Police and other security forces stood by quietly — some sitting on stoops with their batons and shields resting behind them as the marchers swallowed the streets in parts of Tehran. Estimates put the turnout at hundreds of thousands overflowing the square, where crowds of 200,000 have filled the plaza in the past.

The outcome of the election has disconcerted Western powers trying to induce the world's fifth-biggest oil exporter to curb its nuclear program. Asked about Iran, President Barack Obama said Monday he does not know who rightfully won the election, but that Iranians have a right to feel their ballots mattered.

Obama said an investigation into alleged vote-rigging should go ahead without additional violence. "It would be wrong for me to be silent on what we've seen on the television the last few days," he told reporters at the White House.

"And what I would say to those people who put so much hope and energy and optimism into the political process, I would say to them that the world is watching and inspired by their participation, regardless of what the ultimate outcome of the election was," Obama said. "And they should know that the world is watching."

State TV shows march
Mousavi made his first public appearance since the polls closed, and he launched his claims that the vote was rigged to re-elect the hard-line president.

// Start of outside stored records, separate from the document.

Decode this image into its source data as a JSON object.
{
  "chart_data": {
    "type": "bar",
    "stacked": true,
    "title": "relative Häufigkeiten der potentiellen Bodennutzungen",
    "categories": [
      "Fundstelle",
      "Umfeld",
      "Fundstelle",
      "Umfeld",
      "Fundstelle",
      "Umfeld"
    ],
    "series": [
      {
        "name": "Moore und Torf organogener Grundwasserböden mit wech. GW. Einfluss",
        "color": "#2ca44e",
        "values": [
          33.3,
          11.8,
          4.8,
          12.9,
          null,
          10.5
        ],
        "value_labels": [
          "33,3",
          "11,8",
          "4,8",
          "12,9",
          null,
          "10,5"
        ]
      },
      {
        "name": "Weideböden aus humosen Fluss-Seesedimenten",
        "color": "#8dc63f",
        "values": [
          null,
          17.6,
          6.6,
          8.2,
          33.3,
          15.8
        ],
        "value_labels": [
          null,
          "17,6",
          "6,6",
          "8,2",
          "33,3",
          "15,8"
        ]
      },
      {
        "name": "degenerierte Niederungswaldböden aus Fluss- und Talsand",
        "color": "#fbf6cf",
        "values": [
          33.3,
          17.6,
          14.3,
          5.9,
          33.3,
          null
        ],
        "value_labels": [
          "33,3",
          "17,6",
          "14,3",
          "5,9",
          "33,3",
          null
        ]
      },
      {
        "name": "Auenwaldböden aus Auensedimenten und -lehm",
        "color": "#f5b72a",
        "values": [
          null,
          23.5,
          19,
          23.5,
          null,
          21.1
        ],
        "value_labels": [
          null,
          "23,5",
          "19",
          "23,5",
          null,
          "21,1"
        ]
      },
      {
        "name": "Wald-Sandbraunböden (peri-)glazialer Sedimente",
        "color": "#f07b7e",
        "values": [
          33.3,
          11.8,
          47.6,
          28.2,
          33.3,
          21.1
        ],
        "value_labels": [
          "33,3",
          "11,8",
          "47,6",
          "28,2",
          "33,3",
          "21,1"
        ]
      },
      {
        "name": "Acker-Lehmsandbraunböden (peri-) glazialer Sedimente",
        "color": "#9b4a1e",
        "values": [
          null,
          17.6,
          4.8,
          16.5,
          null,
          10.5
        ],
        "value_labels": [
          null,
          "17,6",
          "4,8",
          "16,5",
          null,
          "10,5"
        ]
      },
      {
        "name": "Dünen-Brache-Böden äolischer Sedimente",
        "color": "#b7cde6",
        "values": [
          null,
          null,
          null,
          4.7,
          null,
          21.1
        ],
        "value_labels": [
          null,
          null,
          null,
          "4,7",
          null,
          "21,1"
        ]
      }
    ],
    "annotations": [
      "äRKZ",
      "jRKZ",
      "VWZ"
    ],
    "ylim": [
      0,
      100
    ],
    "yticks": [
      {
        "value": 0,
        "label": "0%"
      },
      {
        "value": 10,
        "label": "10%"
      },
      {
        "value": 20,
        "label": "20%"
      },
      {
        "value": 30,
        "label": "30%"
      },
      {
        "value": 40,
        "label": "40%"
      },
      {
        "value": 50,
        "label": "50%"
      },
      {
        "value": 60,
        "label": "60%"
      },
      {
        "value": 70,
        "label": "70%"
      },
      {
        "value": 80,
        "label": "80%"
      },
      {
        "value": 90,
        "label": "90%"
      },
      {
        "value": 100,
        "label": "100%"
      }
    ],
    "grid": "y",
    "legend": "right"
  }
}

The government says Ahmadinejad won re-election with 63 percent of the vote.

Brief clips of the march were shown on state television in an extremely rare nod to anti-government attacks.

"Respect the people's vote!" Mousavi cried through a hand-held loudspeaker in Azadi, or Freedom, Square — where Iran's leaders hold military and political gatherings.

It appeared that Iran's ruling clerics had opened the door for the demonstration — even giving it news coverage — in a possible bid to avoid more street clashes and seek some breathing room in the growing confrontation.

But a single moment could change all that. Gunfire erupted from a compound used by the Basij, a volunteer militia linked to Iran's powerful Revolutionary Guard. An Associated Press photographer saw at least one demonstrator killed and several others with what appeared to be serious injuries. The protesters had tried to storm and set fire to the compound on the edge of Azadi Square.

Some reports put the death toll higher, but they could not be confirmed.

The dead man, wearing a white shirt and khaki pants, lay sprawled on the sidewalk with blood from a head wound spilling onto the pavement. Nearby, protesters carried another gunshot victim, a makeshift tourniquet around his thigh, onto the back of a yellow taxi.

It was first known death in Tehran since postelection clashes erupted and could be a further rallying point in a culture that venerates martyrs and often marks their death with memorials. One of Mousavi's Web sites said a student protester was killed early Monday in clashes with plainclothes hard-liners in Shiraz in southern Iran. But there was no independent confirmation of the report.

Clashes outside Tehran
Protests also spread across the country. Witnesses told the AP that pro-Mousavi demonstrators clashed with police in the historic city of Esfahan and the northeastern city of Mashhad, a conservative bastion with one of Iran's most holy Shiite shrines.

Police in Shiraz fired in the air to disperse several pro-Mousavi gatherings. Fars Province Police Gen. Ali Moayeri said officers had been "authorized to shoot. From now on we will respond harshly."

In the heavily Arab city of Ahvaz near the Iraqi border, a crowd of about 2,000 people chanted: "We don't want a dictator!" Police attacked some with batons.